This week is a significant one for the reform of wine distribution and regulation in the Pacific Northwest. It's interesting to look at the changes that are happening in the neighboring jurisdictions of British Columbia and Washington state, particularly as those changes relate to the modernization of regulatory frameworks that stem back to Prohibition. Here's a summary of what's happening.
Washington State. On Friday June 1st, Washington will completely privatize its liquor distribution system, moving to "open state" status after decades of being one of a diminishing number of "control states" in the U.S. (for more info, see Tom Wark's article: Should Alcohol Bureaucrats Be Dissing the Will of the People?). Up to now, Washington maintained overall control of liquor distribution in the state through the use of government wholesale distribution warehouses and by restricting the sale of spirits to government operated liquor retail stores. Beer and wine, however, has long been available in grocery stores and private retailers following earlier reforms. The new system, which was mandated by last November's successful Initiative I-1183, will remove all government participation in the wholesale and retail liquor business. Instead, Washington state will move to becoming a tax collector and regulator, functions that lack the conflict of interest inherent when the state is also involved in the business that it is supposed to be regulating. The taxation/regulation function is the system that nearly all governments in the world follow, particularly those where there is no legacy of Prohibition.
The New York Times ran an excellent story on the switch-over yesterday, which notes that there may actually be a "dry" period in some areas of a few days this week during the transition: A Taste of Prohibition As Liquor Stores Go Private. No doubt, there will be much commentary and analysis after the fact on the impact of the changes. However, for consumers, the major questions center on pricing and selection. Washington consumers currently enjoy beer and wine prices that are often about 50% less than those in B.C. However, their spirits prices, while lower than in B.C., are higher than in other U.S. states, particularly those in California. Initiative I-1183 requires the introduction of new percentage based state licensing fees for spirits at both the wholesale and retail levels which were projected to increase state liquor revenue by 50%. Come Friday, consumers will be able to see whether those fees have increased end pricing at retail and/or whether competition has had an effect. It may be difficult to separate these factors in any analysis of price changes.
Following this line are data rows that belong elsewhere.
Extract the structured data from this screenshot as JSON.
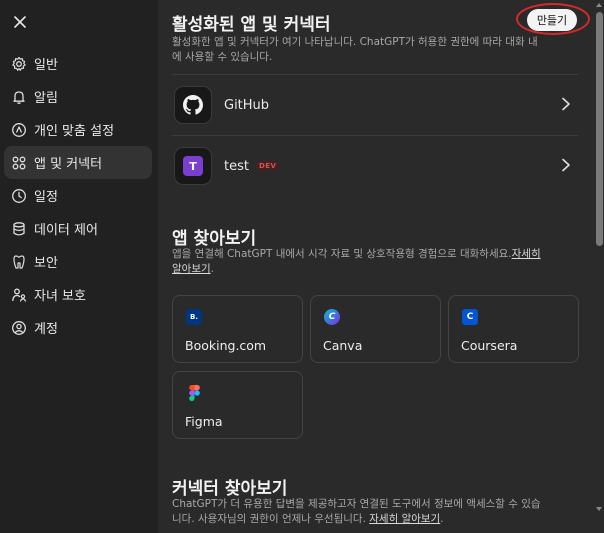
{
  "sidebar": {
    "close_icon": "close-icon",
    "items": [
      {
        "label": "일반",
        "icon": "gear-icon"
      },
      {
        "label": "알림",
        "icon": "bell-icon"
      },
      {
        "label": "개인 맞춤 설정",
        "icon": "sparkle-icon"
      },
      {
        "label": "앱 및 커넥터",
        "icon": "apps-grid-icon",
        "active": true
      },
      {
        "label": "일정",
        "icon": "clock-icon"
      },
      {
        "label": "데이터 제어",
        "icon": "database-icon"
      },
      {
        "label": "보안",
        "icon": "shield-icon"
      },
      {
        "label": "자녀 보호",
        "icon": "parent-child-icon"
      },
      {
        "label": "계정",
        "icon": "user-circle-icon"
      }
    ]
  },
  "enabled": {
    "title": "활성화된 앱 및 커넥터",
    "create_label": "만들기",
    "desc_line1": "활성화한 앱 및 커넥터가 여기 나타납니다. ChatGPT가 허용한 권한에 따라 대화 내",
    "desc_line2": "에 사용할 수 있습니다.",
    "connectors": [
      {
        "name": "GitHub",
        "icon": "github-icon"
      },
      {
        "name": "test",
        "icon": "letter-t-icon",
        "icon_letter": "T",
        "badge": "DEV"
      }
    ]
  },
  "explore_apps": {
    "title": "앱 찾아보기",
    "desc_line1": "앱을 연결해 ChatGPT 내에서 시각 자료 및 상호작용형 경험으로 대화하세요.",
    "link_part1": "자세히",
    "link_part2": "알아보기",
    "apps": [
      {
        "name": "Booking.com",
        "icon": "booking-icon",
        "glyph": "B.",
        "color": "#003580"
      },
      {
        "name": "Canva",
        "icon": "canva-icon",
        "glyph": "C",
        "color": "#7d2ae8"
      },
      {
        "name": "Coursera",
        "icon": "coursera-icon",
        "glyph": "C",
        "color": "#0056d2"
      },
      {
        "name": "Figma",
        "icon": "figma-icon",
        "glyph": "",
        "color": "#f24e1e"
      }
    ]
  },
  "explore_connectors": {
    "title": "커넥터 찾아보기",
    "desc_line1": "ChatGPT가 더 유용한 답변을 제공하고자 연결된 도구에서 정보에 액세스할 수 있습",
    "desc_line2": "니다. 사용자님의 권한이 언제나 우선됩니다.",
    "link": "자세히 알아보기"
  }
}
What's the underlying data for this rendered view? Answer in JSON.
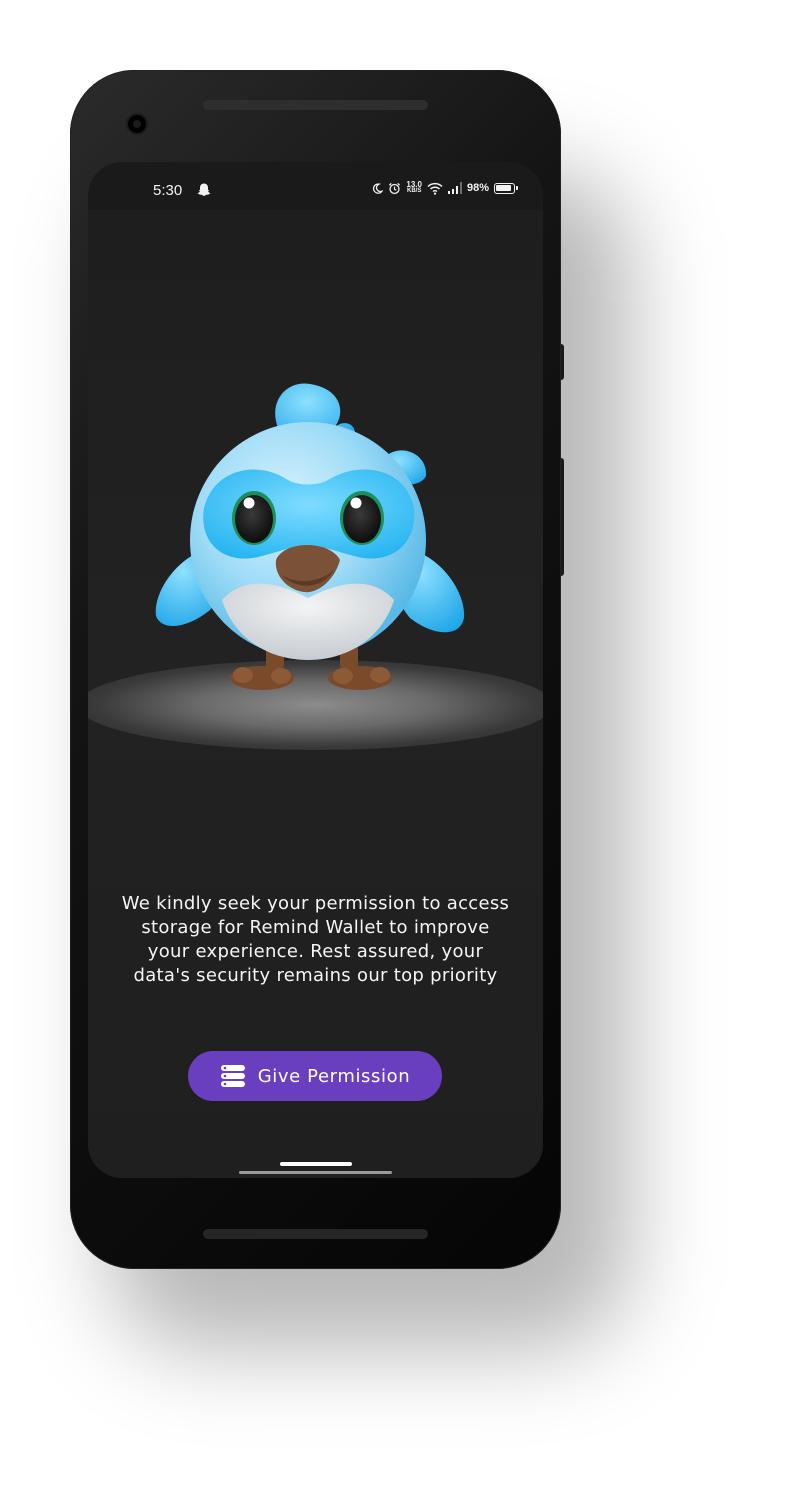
{
  "status_bar": {
    "time": "5:30",
    "net_speed_value": "13.0",
    "net_speed_unit": "KB/S",
    "battery": "98%",
    "icons": [
      "snapchat-ghost-icon",
      "moon-icon",
      "alarm-icon",
      "wifi-icon",
      "signal-icon",
      "battery-icon"
    ]
  },
  "illustration": {
    "subject": "mascot-bird-icon"
  },
  "message": "We kindly seek your permission to access storage for Remind Wallet to improve your experience. Rest assured, your data's security remains our top priority",
  "permission_button": {
    "label": "Give Permission",
    "icon": "storage-icon",
    "color": "#6a3fbf"
  },
  "colors": {
    "background": "#1f1f1f",
    "accent": "#6a3fbf",
    "text": "#f5f5f5"
  }
}
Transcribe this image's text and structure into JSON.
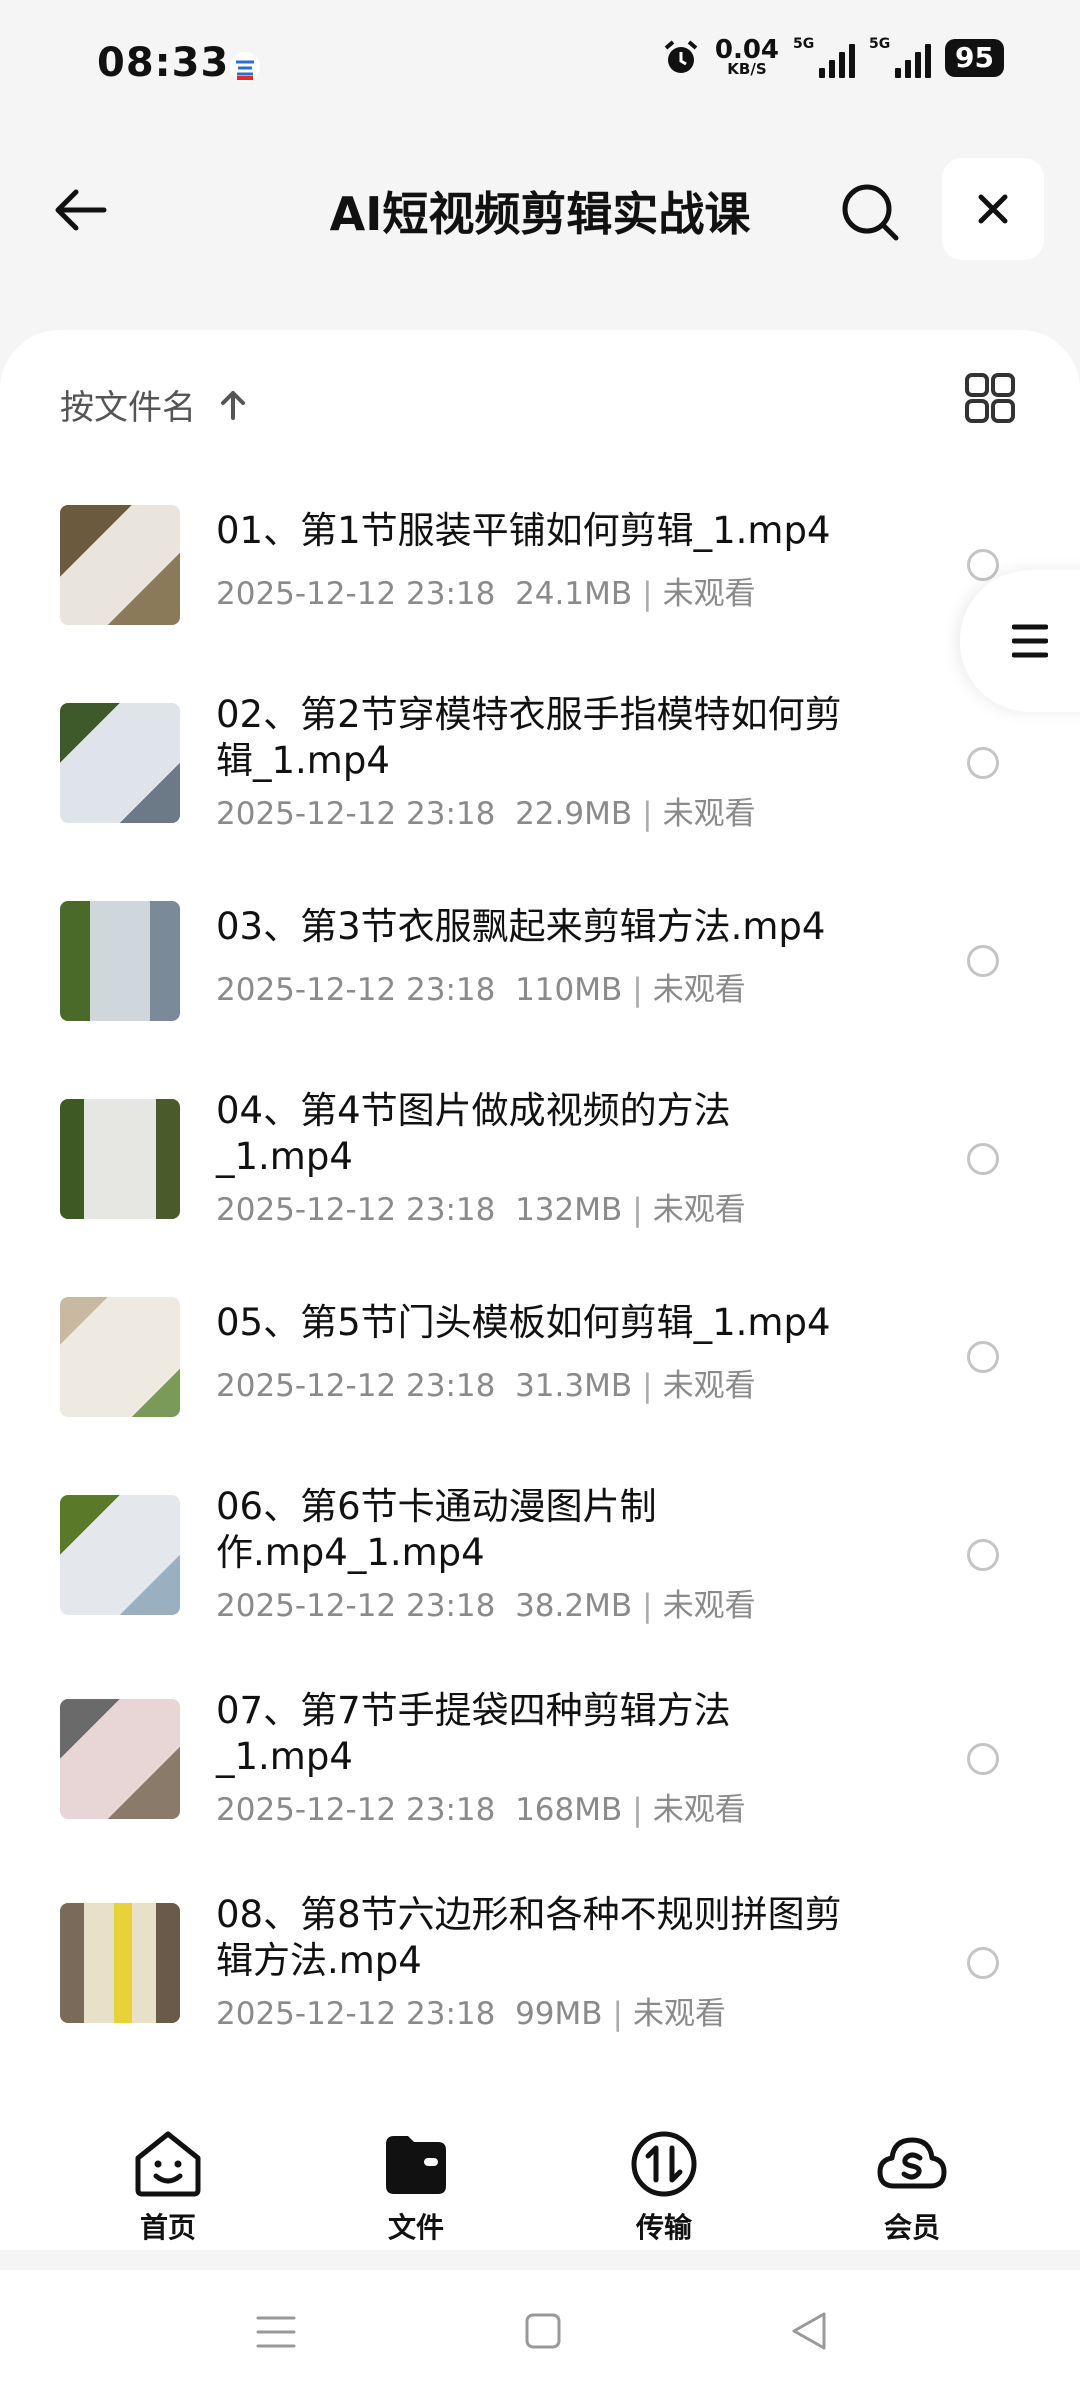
{
  "status": {
    "time": "08:33",
    "speed_value": "0.04",
    "speed_unit": "KB/S",
    "net1": "5G",
    "net2": "5G",
    "battery": "95"
  },
  "header": {
    "title": "AI短视频剪辑实战课"
  },
  "sort": {
    "label": "按文件名"
  },
  "files": [
    {
      "name": "01、第1节服装平铺如何剪辑_1.mp4",
      "date": "2025-12-12 23:18",
      "size": "24.1MB",
      "status": "未观看"
    },
    {
      "name": "02、第2节穿模特衣服手指模特如何剪辑_1.mp4",
      "date": "2025-12-12 23:18",
      "size": "22.9MB",
      "status": "未观看"
    },
    {
      "name": "03、第3节衣服飘起来剪辑方法.mp4",
      "date": "2025-12-12 23:18",
      "size": "110MB",
      "status": "未观看"
    },
    {
      "name": "04、第4节图片做成视频的方法_1.mp4",
      "date": "2025-12-12 23:18",
      "size": "132MB",
      "status": "未观看"
    },
    {
      "name": "05、第5节门头模板如何剪辑_1.mp4",
      "date": "2025-12-12 23:18",
      "size": "31.3MB",
      "status": "未观看"
    },
    {
      "name": "06、第6节卡通动漫图片制作.mp4_1.mp4",
      "date": "2025-12-12 23:18",
      "size": "38.2MB",
      "status": "未观看"
    },
    {
      "name": "07、第7节手提袋四种剪辑方法_1.mp4",
      "date": "2025-12-12 23:18",
      "size": "168MB",
      "status": "未观看"
    },
    {
      "name": "08、第8节六边形和各种不规则拼图剪辑方法.mp4",
      "date": "2025-12-12 23:18",
      "size": "99MB",
      "status": "未观看"
    }
  ],
  "tabs": [
    {
      "label": "首页",
      "icon": "smile-face-icon"
    },
    {
      "label": "文件",
      "icon": "wallet-folder-icon"
    },
    {
      "label": "传输",
      "icon": "transfer-arrows-icon"
    },
    {
      "label": "会员",
      "icon": "cloud-vip-icon"
    }
  ],
  "colors": {
    "sheet": "#ffffff",
    "background": "#f5f5f5",
    "secondary_text": "#8a8a8a"
  }
}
British Columbia. Here in Canada, changes are also on the horizon, albeit of a different nature from our southern neighbor. On Tuesday May 29th, Bill C-311 (which would amend the Importation of Intoxicating Liquors Act to permit the inter-provincial shipment of wine for personal use in certain circumstances) will return to the House of Commons for third reading and, hopefully, a final vote before heading to the Senate. If and when this Bill passes, Canada will finally jettison its Prohibition-era constraint on shipping wine from one province to another: a problem that has been mostly solved in the United States through two decades of reform efforts and one very influential Supreme Court decision (Granholm v. Heald). This federal level change would be hugely beneficial to the expansion of the Canadian wine industry and the development of Canadian food and wine culture in general.
At the provincial level, the Government of B.C. is also in the process of re-examining its liquor distribution system. The Government has already passed some smaller reforms including caterers' licenses and has mused about joining the civilized world by permitting corkage (which is currently illegal). However, the biggest possible change is the "Distribution of Liquor Project" (DLP) which essentially asks private companies to bid on the management of the government wholesale distribution system and also to provide ideas on how to re-structure it. However, B.C. has chosen to look to Alberta for the distribution model for the DLP rather than Washington. The DLP proposes that BC replace the "government monopoly" distribution system with a single private operator under contract to the government. This type of modified "control state" structure was rejected in Washington and the process in B.C. has already been criticized by various groups here. However, while the DLP will reduce competition at the wholesale level, it does provide an opportunity to address many structural problems in the current government run system including supply chain inefficiencies, limits on product selection, conflicts of interest and a byzantine wholesale pricing model. B.C. consumers have been negatively affected for decades by these problems, which along with excessive levels of taxation, have resulted in some of the highest prices for wine in the western world. It is currently too early in the DLP process to comment on any possible effects on pricing.
The bottom line on these changes is an interesting comparison. Washington will now join the majority of the world by rejecting the Prohibition-era control mentality and becoming an "open or free state" with respect to liquor regulation. British Columbia, on the other hand, has chosen to update the control mentality a bit rather than jettison it. B.C. will remain as a "control state" albeit one that may become more efficient. In both jurisdictions, the ultimate success of any changes will ultimately be judged by consumers (and voters) on the basis of pricing and selection. We'll have to wait to see on that one in both places ... although answers from Washington may come as soon as this Friday.